With respect to getting the gang off the ship, I will often explain how unpleasant space travel can be, especially if it's prolonged. Bunks are okay, but they're not real beds. Air and water are recycled. Stuff may be cleaned but doesn't really get a proper cleaning... This works especially well if there are additional travelers on the ship (right now, my PCs are dragging around a bunch of freed slave kids, so all life support systems are constantly strained).

I don't do it every session, but by periodically hitting these notes, it's very easy to get them off the ship. In fact, they're often racing for the door when they land, like everyone jumping out of the family car at the end of a long drive.

As noted at least once in this thread, the EotE game engine gives us a great too to represent this stress (whether staying on the ship too long, or sitting in an gun turret at attention for hours on end) - Strain.

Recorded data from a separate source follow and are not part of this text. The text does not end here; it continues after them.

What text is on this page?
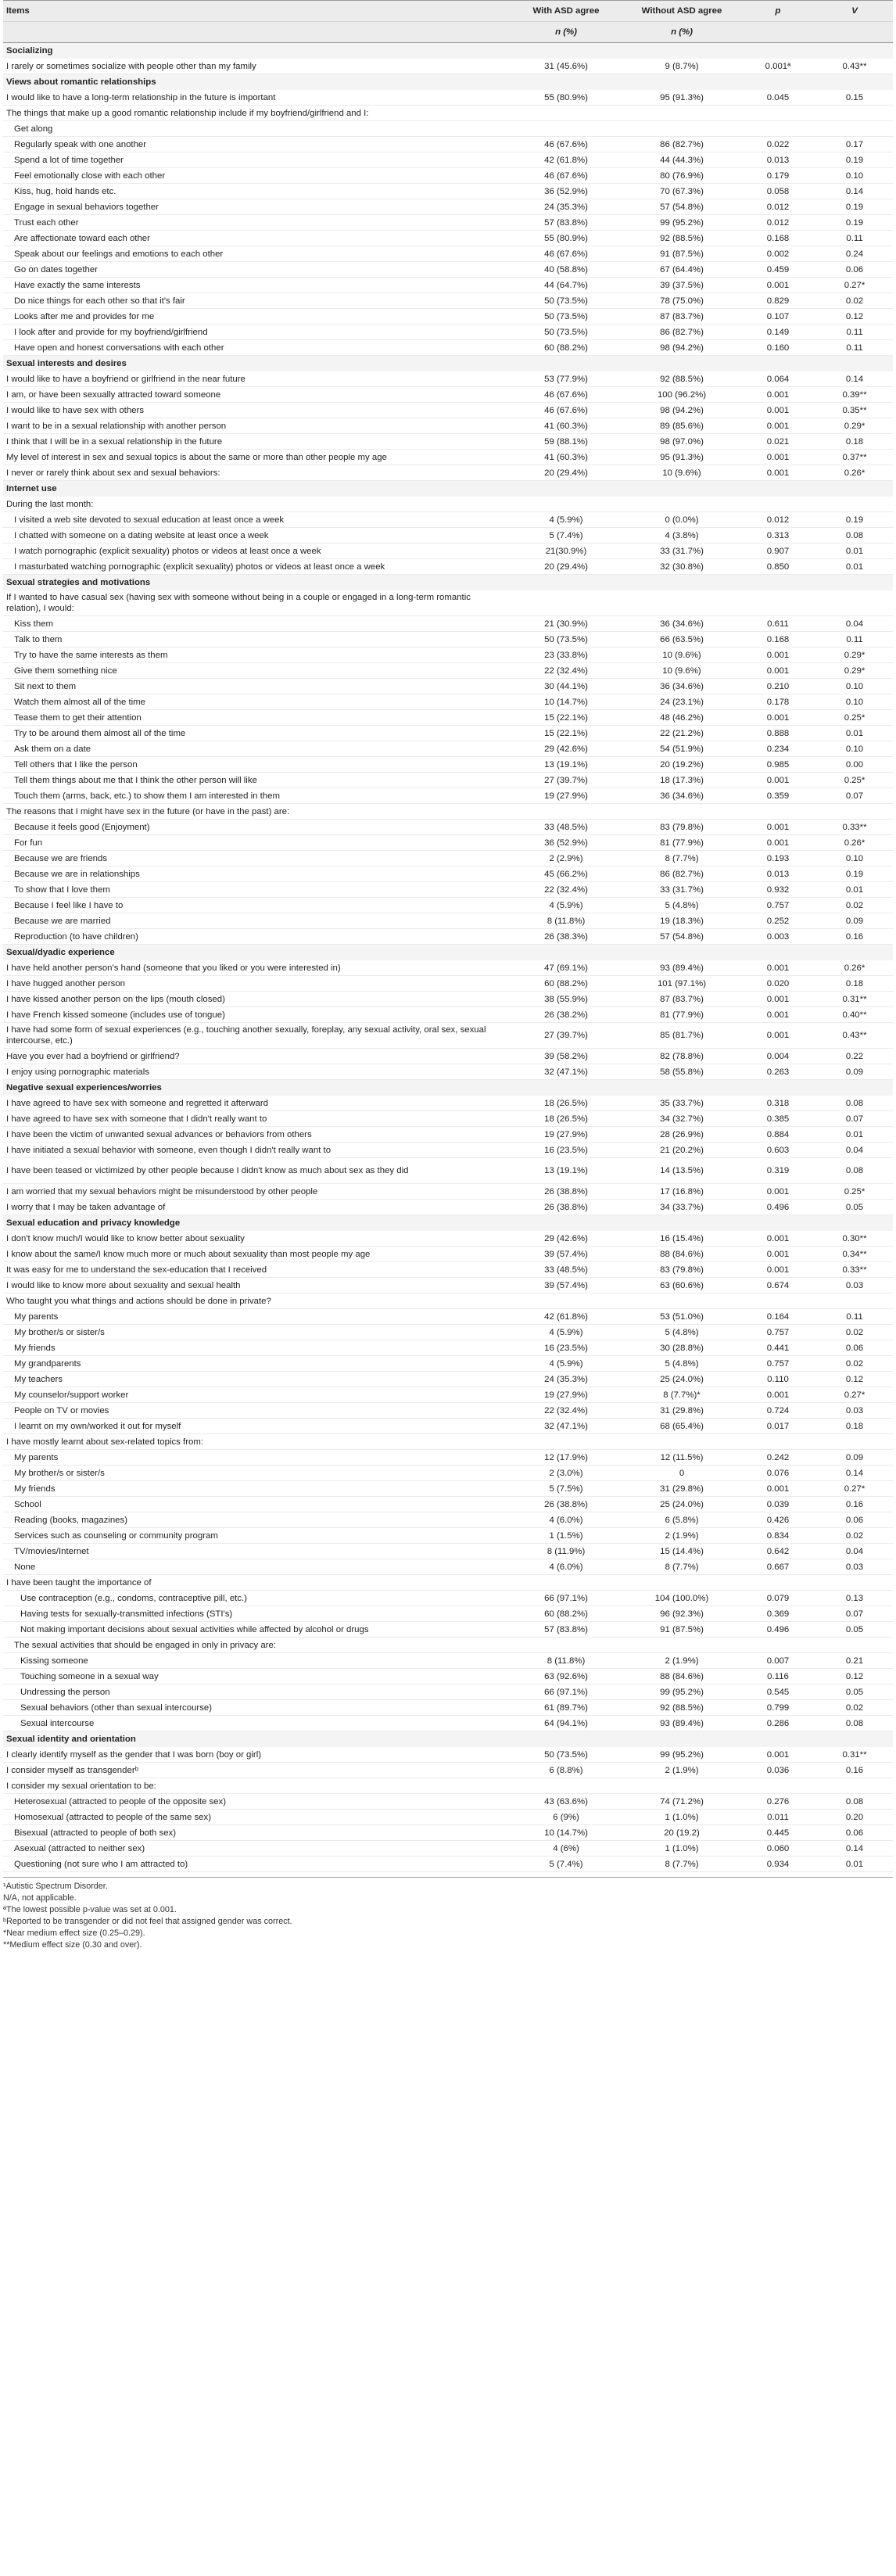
Items	With ASD agree	Without ASD agree	p	V
	n (%)	n (%)		
Socializing				
I rarely or sometimes socialize with people other than my family	31 (45.6%)	9 (8.7%)	0.001ª	0.43**
Views about romantic relationships				
I would like to have a long-term relationship in the future is important	55 (80.9%)	95 (91.3%)	0.045	0.15
The things that make up a good romantic relationship include if my boyfriend/girlfriend and I:				
Get along				
Regularly speak with one another	46 (67.6%)	86 (82.7%)	0.022	0.17
Spend a lot of time together	42 (61.8%)	44 (44.3%)	0.013	0.19
Feel emotionally close with each other	46 (67.6%)	80 (76.9%)	0.179	0.10
Kiss, hug, hold hands etc.	36 (52.9%)	70 (67.3%)	0.058	0.14
Engage in sexual behaviors together	24 (35.3%)	57 (54.8%)	0.012	0.19
Trust each other	57 (83.8%)	99 (95.2%)	0.012	0.19
Are affectionate toward each other	55 (80.9%)	92 (88.5%)	0.168	0.11
Speak about our feelings and emotions to each other	46 (67.6%)	91 (87.5%)	0.002	0.24
Go on dates together	40 (58.8%)	67 (64.4%)	0.459	0.06
Have exactly the same interests	44 (64.7%)	39 (37.5%)	0.001	0.27*
Do nice things for each other so that it's fair	50 (73.5%)	78 (75.0%)	0.829	0.02
Looks after me and provides for me	50 (73.5%)	87 (83.7%)	0.107	0.12
I look after and provide for my boyfriend/girlfriend	50 (73.5%)	86 (82.7%)	0.149	0.11
Have open and honest conversations with each other	60 (88.2%)	98 (94.2%)	0.160	0.11
Sexual interests and desires				
I would like to have a boyfriend or girlfriend in the near future	53 (77.9%)	92 (88.5%)	0.064	0.14
I am, or have been sexually attracted toward someone	46 (67.6%)	100 (96.2%)	0.001	0.39**
I would like to have sex with others	46 (67.6%)	98 (94.2%)	0.001	0.35**
I want to be in a sexual relationship with another person	41 (60.3%)	89 (85.6%)	0.001	0.29*
I think that I will be in a sexual relationship in the future	59 (88.1%)	98 (97.0%)	0.021	0.18
My level of interest in sex and sexual topics is about the same or more than other people my age	41 (60.3%)	95 (91.3%)	0.001	0.37**
I never or rarely think about sex and sexual behaviors:	20 (29.4%)	10 (9.6%)	0.001	0.26*
Internet use				
During the last month:				
I visited a web site devoted to sexual education at least once a week	4 (5.9%)	0 (0.0%)	0.012	0.19
I chatted with someone on a dating website at least once a week	5 (7.4%)	4 (3.8%)	0.313	0.08
I watch pornographic (explicit sexuality) photos or videos at least once a week	21(30.9%)	33 (31.7%)	0.907	0.01
I masturbated watching pornographic (explicit sexuality) photos or videos at least once a week	20 (29.4%)	32 (30.8%)	0.850	0.01
Sexual strategies and motivations				
If I wanted to have casual sex (having sex with someone without being in a couple or engaged in a long-term romantic relation), I would:				
Kiss them	21 (30.9%)	36 (34.6%)	0.611	0.04
Talk to them	50 (73.5%)	66 (63.5%)	0.168	0.11
Try to have the same interests as them	23 (33.8%)	10 (9.6%)	0.001	0.29*
Give them something nice	22 (32.4%)	10 (9.6%)	0.001	0.29*
Sit next to them	30 (44.1%)	36 (34.6%)	0.210	0.10
Watch them almost all of the time	10 (14.7%)	24 (23.1%)	0.178	0.10
Tease them to get their attention	15 (22.1%)	48 (46.2%)	0.001	0.25*
Try to be around them almost all of the time	15 (22.1%)	22 (21.2%)	0.888	0.01
Ask them on a date	29 (42.6%)	54 (51.9%)	0.234	0.10
Tell others that I like the person	13 (19.1%)	20 (19.2%)	0.985	0.00
Tell them things about me that I think the other person will like	27 (39.7%)	18 (17.3%)	0.001	0.25*
Touch them (arms, back, etc.) to show them I am interested in them	19 (27.9%)	36 (34.6%)	0.359	0.07
The reasons that I might have sex in the future (or have in the past) are:				
Because it feels good (Enjoyment)	33 (48.5%)	83 (79.8%)	0.001	0.33**
For fun	36 (52.9%)	81 (77.9%)	0.001	0.26*
Because we are friends	2 (2.9%)	8 (7.7%)	0.193	0.10
Because we are in relationships	45 (66.2%)	86 (82.7%)	0.013	0.19
To show that I love them	22 (32.4%)	33 (31.7%)	0.932	0.01
Because I feel like I have to	4 (5.9%)	5 (4.8%)	0.757	0.02
Because we are married	8 (11.8%)	19 (18.3%)	0.252	0.09
Reproduction (to have children)	26 (38.3%)	57 (54.8%)	0.003	0.16
Sexual/dyadic experience				
I have held another person's hand (someone that you liked or you were interested in)	47 (69.1%)	93 (89.4%)	0.001	0.26*
I have hugged another person	60 (88.2%)	101 (97.1%)	0.020	0.18
I have kissed another person on the lips (mouth closed)	38 (55.9%)	87 (83.7%)	0.001	0.31**
I have French kissed someone (includes use of tongue)	26 (38.2%)	81 (77.9%)	0.001	0.40**
I have had some form of sexual experiences (e.g., touching another sexually, foreplay, any sexual activity, oral sex, sexual intercourse, etc.)	27 (39.7%)	85 (81.7%)	0.001	0.43**
Have you ever had a boyfriend or girlfriend?	39 (58.2%)	82 (78.8%)	0.004	0.22
I enjoy using pornographic materials	32 (47.1%)	58 (55.8%)	0.263	0.09
Negative sexual experiences/worries				
I have agreed to have sex with someone and regretted it afterward	18 (26.5%)	35 (33.7%)	0.318	0.08
I have agreed to have sex with someone that I didn't really want to	18 (26.5%)	34 (32.7%)	0.385	0.07
I have been the victim of unwanted sexual advances or behaviors from others	19 (27.9%)	28 (26.9%)	0.884	0.01
I have initiated a sexual behavior with someone, even though I didn't really want to	16 (23.5%)	21 (20.2%)	0.603	0.04
I have been teased or victimized by other people because I didn't know as much about sex as they did	13 (19.1%)	14 (13.5%)	0.319	0.08
I am worried that my sexual behaviors might be misunderstood by other people	26 (38.8%)	17 (16.8%)	0.001	0.25*
I worry that I may be taken advantage of	26 (38.8%)	34 (33.7%)	0.496	0.05
Sexual education and privacy knowledge				
I don't know much/I would like to know better about sexuality	29 (42.6%)	16 (15.4%)	0.001	0.30**
I know about the same/I know much more or much about sexuality than most people my age	39 (57.4%)	88 (84.6%)	0.001	0.34**
It was easy for me to understand the sex-education that I received	33 (48.5%)	83 (79.8%)	0.001	0.33**
I would like to know more about sexuality and sexual health	39 (57.4%)	63 (60.6%)	0.674	0.03
Who taught you what things and actions should be done in private?				
My parents	42 (61.8%)	53 (51.0%)	0.164	0.11
My brother/s or sister/s	4 (5.9%)	5 (4.8%)	0.757	0.02
My friends	16 (23.5%)	30 (28.8%)	0.441	0.06
My grandparents	4 (5.9%)	5 (4.8%)	0.757	0.02
My teachers	24 (35.3%)	25 (24.0%)	0.110	0.12
My counselor/support worker	19 (27.9%)	8 (7.7%)*	0.001	0.27*
People on TV or movies	22 (32.4%)	31 (29.8%)	0.724	0.03
I learnt on my own/worked it out for myself	32 (47.1%)	68 (65.4%)	0.017	0.18
I have mostly learnt about sex-related topics from:				
My parents	12 (17.9%)	12 (11.5%)	0.242	0.09
My brother/s or sister/s	2 (3.0%)	0	0.076	0.14
My friends	5 (7.5%)	31 (29.8%)	0.001	0.27*
School	26 (38.8%)	25 (24.0%)	0.039	0.16
Reading (books, magazines)	4 (6.0%)	6 (5.8%)	0.426	0.06
Services such as counseling or community program	1 (1.5%)	2 (1.9%)	0.834	0.02
TV/movies/Internet	8 (11.9%)	15 (14.4%)	0.642	0.04
None	4 (6.0%)	8 (7.7%)	0.667	0.03
I have been taught the importance of				
Use contraception (e.g., condoms, contraceptive pill, etc.)	66 (97.1%)	104 (100.0%)	0.079	0.13
Having tests for sexually-transmitted infections (STI's)	60 (88.2%)	96 (92.3%)	0.369	0.07
Not making important decisions about sexual activities while affected by alcohol or drugs	57 (83.8%)	91 (87.5%)	0.496	0.05
The sexual activities that should be engaged in only in privacy are:				
Kissing someone	8 (11.8%)	2 (1.9%)	0.007	0.21
Touching someone in a sexual way	63 (92.6%)	88 (84.6%)	0.116	0.12
Undressing the person	66 (97.1%)	99 (95.2%)	0.545	0.05
Sexual behaviors (other than sexual intercourse)	61 (89.7%)	92 (88.5%)	0.799	0.02
Sexual intercourse	64 (94.1%)	93 (89.4%)	0.286	0.08
Sexual identity and orientation				
I clearly identify myself as the gender that I was born (boy or girl)	50 (73.5%)	99 (95.2%)	0.001	0.31**
I consider myself as transgenderᵇ	6 (8.8%)	2 (1.9%)	0.036	0.16
I consider my sexual orientation to be:				
Heterosexual (attracted to people of the opposite sex)	43 (63.6%)	74 (71.2%)	0.276	0.08
Homosexual (attracted to people of the same sex)	6 (9%)	1 (1.0%)	0.011	0.20
Bisexual (attracted to people of both sex)	10 (14.7%)	20 (19.2)	0.445	0.06
Asexual (attracted to neither sex)	4 (6%)	1 (1.0%)	0.060	0.14
Questioning (not sure who I am attracted to)	5 (7.4%)	8 (7.7%)	0.934	0.01
¹Autistic Spectrum Disorder.
N/A, not applicable.
ªThe lowest possible p-value was set at 0.001.
ᵇReported to be transgender or did not feel that assigned gender was correct.
*Near medium effect size (0.25–0.29).
**Medium effect size (0.30 and over).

I know it's not the main point of your post, but as far as PCs just living in the gun turret of their ship go, I love it. I was in the army for a while and spent a year deployed, so the thought of constantly having someone on the guns for security is like second nature to me, and it just seems professional. If I'd like to see the PC get out of his turret hole more often I'll just kick off some little events on board the ship that sound like they'd be fun to be a part of. Caged animal breaks loose, inbound message that sounds like it'd be fun to be a part of, just little things to make them realize they're missing out by living in their little corner of the ship.